Gravet, C.,
Lievois, K. (Eds.) (2021). Vous avez
dit littérature belge francophone ? Le défi de la traduction. Peter
Lang. (pp. 436)
Ce volume cadre dans l’intérêt croissant pour une
problématique longtemps négligée, à savoir l’histoire de la traduction, en
particulier des littératures dites ‘mineures’, comme, en l’occurrence, la
littérature belge francophone. Complexe comme l’est le pays avec sa culture
trilingue en périphérie des grands voisins, cette histoire de la traduction
belge, qui n’en est qu’au stade de l’enfance, a récemment été comparée à un
dilemme de Buridan (D‘hulst, 2019) : tout comme l’âne allégorique d’Aristote,
qui meurt de faim faute de choisir entre deux options à valeur égale,
l’historiographe de la traduction se voit placé.e devant une alternative. Soit
on choisit d’étudier les intraductions présentes dans le pays, mais c’est
aussi s’inscrire dans le prolongement des histoires nationales auxquelles
on cherche pourtant à faire contre-poids ; soit on se concentre – comme
c’est le cas ici – sur les extraductions d’œuvres écrites dans la (ou les)
langue(s) concernée(s), dans une visée transnationale et solidaire des débats
sur la World Literature, ce qui comporte cependant le risque de voir
l’ancrage national (et régional) des œuvres se diluer dans le grand concert
des langues. Or quelle que soit l’option que l’on choisisse, d’importantes
questions de méthode demeurent, voire se posent avec plus d’insistance dans
le cas belge – on connaît le rapport difficile des auteurs belges, francophones
et autres, avec leur ancrage ‘national’ et le rôle que jouent à cet égard les
aléas d’une vie littéraire orientée sur le grand voisin qui décide non
seulement du succès, mais du succès international des œuvres.
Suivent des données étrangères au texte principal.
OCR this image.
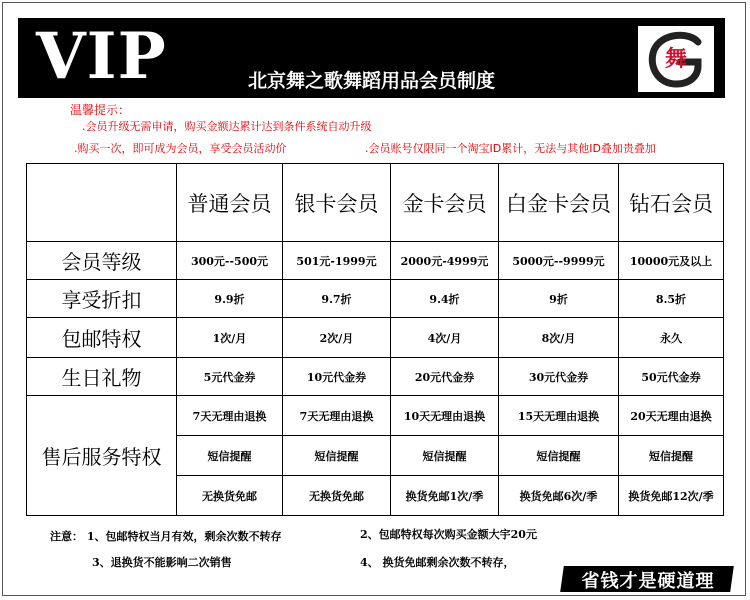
VIP	北京舞之歌舞蹈用品会员制度
G 舞
温馨提示：
.会员升级无需申请，购买金额达累计达到条件系统自动升级
.购买一次，即可成为会员，享受会员活动价	.会员账号仅限同一个淘宝ID累计，无法与其他ID叠加贵叠加
	普通会员	银卡会员	金卡会员	白金卡会员	钻石会员
会员等级	300元--500元	501元-1999元	2000元-4999元	5000元--9999元	10000元及以上
享受折扣	9.9折	9.7折	9.4折	9折	8.5折
包邮特权	1次/月	2次/月	4次/月	8次/月	永久
生日礼物	5元代金券	10元代金券	20元代金券	30元代金券	50元代金券
售后服务特权	7天无理由退换	7天无理由退换	10天无理由退换	15天无理由退换	20天无理由退换
	短信提醒	短信提醒	短信提醒	短信提醒	短信提醒
	无换货免邮	无换货免邮	换货免邮1次/季	换货免邮6次/季	换货免邮12次/季
注意： 1、包邮特权当月有效，剩余次数不转存	2、包邮特权每次购买金额大宇20元
3、退换货不能影响二次销售	4、 换货免邮剩余次数不转存，
省钱才是硬道理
Pour être
traduits, les auteurs francophones belges doivent d’abord, en règle générale, se
faire accepter à Paris ; lorsque traduits, ils sont (donc) souvent perçus
à l’étranger comme appartenant au grand ensemble français. Aussi la
littérature belge peine-t-elle à se donner une visibilité internationale,
d’autant, insistent les éditrices dans leur introduction (p. 11), qu’une
véritable politique de traduction fait défaut.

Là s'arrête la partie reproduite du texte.